Em termos ontológicos, concebe-se
a realidade (homem, sujeito, objeto, ciência, construção lógica) a partir de
uma visão dinâmica, racional e de interação de todos os elementos da realidade
(categorias racionais de conflito e complementaridade), tendo-se como doutrina,
por exemplo, o existencialismo. A Natureza comparece como concepção e idéia,
apreendidas no processo de conhecer, e o Homem se define enquanto Natureza
pensante. Essa tendência, que podemos chamar de fenomenológica, tem sido
utilizada, com reconhecida consistência, na Geografia Humanística para a interpretação
das manifestações culturais de grupos específicos e do cotidiano urbano.
A modernidade pode ser analisada
pelo ângulo da necessidade que, em alguns momentos, a própria consistência dos
paradigmas exige dos intelectuais na busca de novas idéias, proposições e
fundamentações para tentar ler e explicar a realidade.
A globalização, outra temática
que ganhou força nos últimos anos do século XX, se consolida como desdobramento
paradigmático por sua importância transversal na produção do conhecimento geográfico.

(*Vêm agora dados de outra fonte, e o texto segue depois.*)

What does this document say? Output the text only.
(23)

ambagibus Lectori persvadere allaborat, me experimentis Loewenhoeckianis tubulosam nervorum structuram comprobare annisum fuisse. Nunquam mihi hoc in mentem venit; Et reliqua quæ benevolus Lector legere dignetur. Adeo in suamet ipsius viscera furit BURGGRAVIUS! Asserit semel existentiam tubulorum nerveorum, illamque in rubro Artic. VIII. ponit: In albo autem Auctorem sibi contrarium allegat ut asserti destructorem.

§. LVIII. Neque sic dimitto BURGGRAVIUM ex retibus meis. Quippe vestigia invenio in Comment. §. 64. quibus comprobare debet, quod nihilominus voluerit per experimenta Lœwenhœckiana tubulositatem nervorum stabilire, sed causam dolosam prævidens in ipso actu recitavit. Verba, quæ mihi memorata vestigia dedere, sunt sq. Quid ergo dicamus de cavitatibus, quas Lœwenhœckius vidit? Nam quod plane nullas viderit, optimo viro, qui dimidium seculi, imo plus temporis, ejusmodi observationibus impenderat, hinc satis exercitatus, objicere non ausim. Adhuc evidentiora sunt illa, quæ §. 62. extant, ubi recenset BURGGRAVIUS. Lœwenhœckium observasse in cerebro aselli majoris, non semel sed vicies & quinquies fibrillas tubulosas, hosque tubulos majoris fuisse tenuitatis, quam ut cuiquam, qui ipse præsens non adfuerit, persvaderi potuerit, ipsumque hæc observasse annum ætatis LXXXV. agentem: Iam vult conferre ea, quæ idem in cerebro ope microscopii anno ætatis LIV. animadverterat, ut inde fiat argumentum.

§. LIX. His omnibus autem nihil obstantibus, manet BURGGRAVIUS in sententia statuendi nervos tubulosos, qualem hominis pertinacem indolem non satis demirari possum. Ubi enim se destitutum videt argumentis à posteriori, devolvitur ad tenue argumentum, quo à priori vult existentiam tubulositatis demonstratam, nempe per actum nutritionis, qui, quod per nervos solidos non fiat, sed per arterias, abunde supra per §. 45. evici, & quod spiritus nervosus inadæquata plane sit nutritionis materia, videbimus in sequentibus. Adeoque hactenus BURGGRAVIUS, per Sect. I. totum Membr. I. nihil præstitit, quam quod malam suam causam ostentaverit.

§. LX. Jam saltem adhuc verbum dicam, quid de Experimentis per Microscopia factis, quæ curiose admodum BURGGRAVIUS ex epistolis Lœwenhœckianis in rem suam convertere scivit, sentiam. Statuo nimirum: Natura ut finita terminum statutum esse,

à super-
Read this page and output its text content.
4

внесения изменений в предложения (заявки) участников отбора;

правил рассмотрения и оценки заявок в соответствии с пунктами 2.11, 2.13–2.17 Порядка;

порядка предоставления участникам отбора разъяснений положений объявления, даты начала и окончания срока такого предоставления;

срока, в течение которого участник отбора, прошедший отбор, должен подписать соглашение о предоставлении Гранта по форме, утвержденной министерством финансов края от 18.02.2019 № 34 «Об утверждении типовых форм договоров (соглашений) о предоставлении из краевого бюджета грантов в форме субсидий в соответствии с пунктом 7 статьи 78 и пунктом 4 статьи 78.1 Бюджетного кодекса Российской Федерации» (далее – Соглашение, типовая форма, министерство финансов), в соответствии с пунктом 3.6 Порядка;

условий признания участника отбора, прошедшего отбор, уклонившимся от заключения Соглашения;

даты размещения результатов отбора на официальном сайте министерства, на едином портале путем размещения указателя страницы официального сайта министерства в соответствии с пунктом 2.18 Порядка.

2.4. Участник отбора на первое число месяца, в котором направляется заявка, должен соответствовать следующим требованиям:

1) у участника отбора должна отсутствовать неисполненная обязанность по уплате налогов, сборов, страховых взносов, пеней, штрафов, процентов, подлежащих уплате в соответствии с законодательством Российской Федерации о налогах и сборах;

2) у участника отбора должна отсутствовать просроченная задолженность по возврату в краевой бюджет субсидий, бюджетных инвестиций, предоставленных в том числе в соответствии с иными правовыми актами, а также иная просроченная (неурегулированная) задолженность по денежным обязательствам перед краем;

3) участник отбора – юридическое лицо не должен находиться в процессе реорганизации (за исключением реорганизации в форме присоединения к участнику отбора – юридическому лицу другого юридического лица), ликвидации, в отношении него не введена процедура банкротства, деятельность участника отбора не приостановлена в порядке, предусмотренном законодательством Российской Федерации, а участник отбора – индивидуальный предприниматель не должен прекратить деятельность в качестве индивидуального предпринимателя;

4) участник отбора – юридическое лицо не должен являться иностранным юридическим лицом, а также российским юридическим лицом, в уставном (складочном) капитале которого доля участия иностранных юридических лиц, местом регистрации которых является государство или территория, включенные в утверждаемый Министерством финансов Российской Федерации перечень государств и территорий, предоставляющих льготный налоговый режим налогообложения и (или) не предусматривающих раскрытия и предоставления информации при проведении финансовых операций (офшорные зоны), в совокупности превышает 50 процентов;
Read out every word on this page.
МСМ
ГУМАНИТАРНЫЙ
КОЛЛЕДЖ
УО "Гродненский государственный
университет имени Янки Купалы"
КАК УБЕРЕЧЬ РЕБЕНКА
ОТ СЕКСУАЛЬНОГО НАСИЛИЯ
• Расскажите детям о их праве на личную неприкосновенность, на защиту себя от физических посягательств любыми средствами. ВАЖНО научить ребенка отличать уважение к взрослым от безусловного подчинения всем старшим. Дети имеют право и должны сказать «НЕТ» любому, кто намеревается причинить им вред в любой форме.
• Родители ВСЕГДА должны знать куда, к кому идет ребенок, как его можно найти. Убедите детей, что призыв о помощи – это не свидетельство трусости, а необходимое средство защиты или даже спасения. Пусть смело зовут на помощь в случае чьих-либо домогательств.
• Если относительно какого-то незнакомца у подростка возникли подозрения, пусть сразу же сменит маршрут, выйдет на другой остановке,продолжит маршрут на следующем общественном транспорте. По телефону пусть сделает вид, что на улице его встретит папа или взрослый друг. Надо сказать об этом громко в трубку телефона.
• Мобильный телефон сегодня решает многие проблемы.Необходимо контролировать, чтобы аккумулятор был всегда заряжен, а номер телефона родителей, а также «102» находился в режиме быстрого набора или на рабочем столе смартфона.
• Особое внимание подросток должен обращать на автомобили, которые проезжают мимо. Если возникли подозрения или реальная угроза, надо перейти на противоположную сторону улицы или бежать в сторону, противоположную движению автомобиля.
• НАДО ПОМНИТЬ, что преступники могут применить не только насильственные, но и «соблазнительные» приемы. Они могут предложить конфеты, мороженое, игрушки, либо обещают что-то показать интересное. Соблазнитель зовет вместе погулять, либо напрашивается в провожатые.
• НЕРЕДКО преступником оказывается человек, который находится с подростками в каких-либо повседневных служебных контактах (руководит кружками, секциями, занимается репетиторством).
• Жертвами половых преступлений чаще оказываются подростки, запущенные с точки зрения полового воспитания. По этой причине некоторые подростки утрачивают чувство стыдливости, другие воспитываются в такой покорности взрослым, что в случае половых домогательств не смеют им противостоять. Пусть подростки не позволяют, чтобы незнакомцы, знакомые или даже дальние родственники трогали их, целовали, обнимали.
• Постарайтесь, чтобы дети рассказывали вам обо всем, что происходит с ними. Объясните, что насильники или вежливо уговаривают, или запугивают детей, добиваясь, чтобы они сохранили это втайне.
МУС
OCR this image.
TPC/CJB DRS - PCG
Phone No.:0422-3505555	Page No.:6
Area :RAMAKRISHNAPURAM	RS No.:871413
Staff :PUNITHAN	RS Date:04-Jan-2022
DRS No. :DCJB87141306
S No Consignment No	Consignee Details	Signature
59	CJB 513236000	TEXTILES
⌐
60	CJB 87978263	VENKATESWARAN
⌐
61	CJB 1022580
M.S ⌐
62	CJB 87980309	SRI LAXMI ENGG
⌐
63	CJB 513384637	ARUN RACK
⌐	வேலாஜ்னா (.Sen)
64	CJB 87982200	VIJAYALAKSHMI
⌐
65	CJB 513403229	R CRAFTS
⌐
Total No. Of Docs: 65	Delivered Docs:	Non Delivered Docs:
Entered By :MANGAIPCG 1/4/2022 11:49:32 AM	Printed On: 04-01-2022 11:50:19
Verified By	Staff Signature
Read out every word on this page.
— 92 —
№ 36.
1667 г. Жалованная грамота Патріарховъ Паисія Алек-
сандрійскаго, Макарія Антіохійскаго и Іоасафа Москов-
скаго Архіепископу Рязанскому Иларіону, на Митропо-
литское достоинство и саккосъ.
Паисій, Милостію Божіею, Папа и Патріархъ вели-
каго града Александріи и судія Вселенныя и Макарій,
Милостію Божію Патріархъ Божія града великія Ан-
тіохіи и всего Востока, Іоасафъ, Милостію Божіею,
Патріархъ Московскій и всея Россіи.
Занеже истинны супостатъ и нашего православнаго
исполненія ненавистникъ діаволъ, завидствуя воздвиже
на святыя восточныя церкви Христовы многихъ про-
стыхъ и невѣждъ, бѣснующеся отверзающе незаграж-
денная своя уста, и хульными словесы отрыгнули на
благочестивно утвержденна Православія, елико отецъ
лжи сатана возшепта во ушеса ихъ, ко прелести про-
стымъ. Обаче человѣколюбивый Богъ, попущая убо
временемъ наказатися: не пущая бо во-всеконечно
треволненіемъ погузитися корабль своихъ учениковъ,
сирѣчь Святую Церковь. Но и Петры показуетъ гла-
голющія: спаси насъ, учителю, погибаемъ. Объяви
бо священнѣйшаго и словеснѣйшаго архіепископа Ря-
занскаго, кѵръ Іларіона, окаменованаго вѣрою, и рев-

As análises tiveram, mesmo que consideremos que tenha havido algumas
interseções interdisciplinares, forte influência do economicismo, ênfase no
papel da técnica, análise das transformações nas noções de espaço e tempo, que
estão na base, também, da modernidade, estruturação dos sistemas da
economia-mundo como paradigma, ou mesmo a logística como catalisador das
transformações.
Outra idéia que emerge da análise
desses dois temas é a sua relação com o espaço geográfico e suas múltiplas
determinações. Quer o espaço seja definido como sistema de objetos e sistemas
de ações, quer seja definido como reprodução das relações de produção ou
considerando outras referências ontológicas, ele terá sua leitura condicionada
pela modernidade ou pela globalização.
Ainda como orientação
paradigmática, podemos citar a emergência de outras temáticas, como o turismo,
que foi rapidamente incorporado pelos geógrafos, dentro de um pragmatismo que
ultrapassou as fronteiras científicas, chegando-se às propostas de intervenção
por parte de diferentes atores sociais. Abordado, em grande parte, como solução
puramente econômica para áreas economicamente depressivas ou com paisagens
atraentes, o turismo deverá ser enfocado, doravante, como uma atividade
econômica que propicia a produção e a comercialização de uma mercadoria com
diferentes preços e valores culturais: a paisagem.
Por outro lado, a questão
ambiental, foi encarada, muitas vezes como a solução para a superação da
dicotomia entre Geografia Humana e Geografia Física. No entanto, mais
importante, do ponto de vista socioeconômico, esse paradigma deverá merecer
atenção dos cientistas por causa das novas concepções sobre os recursos
(naturais e humanos) e suas características de esgotabilidade.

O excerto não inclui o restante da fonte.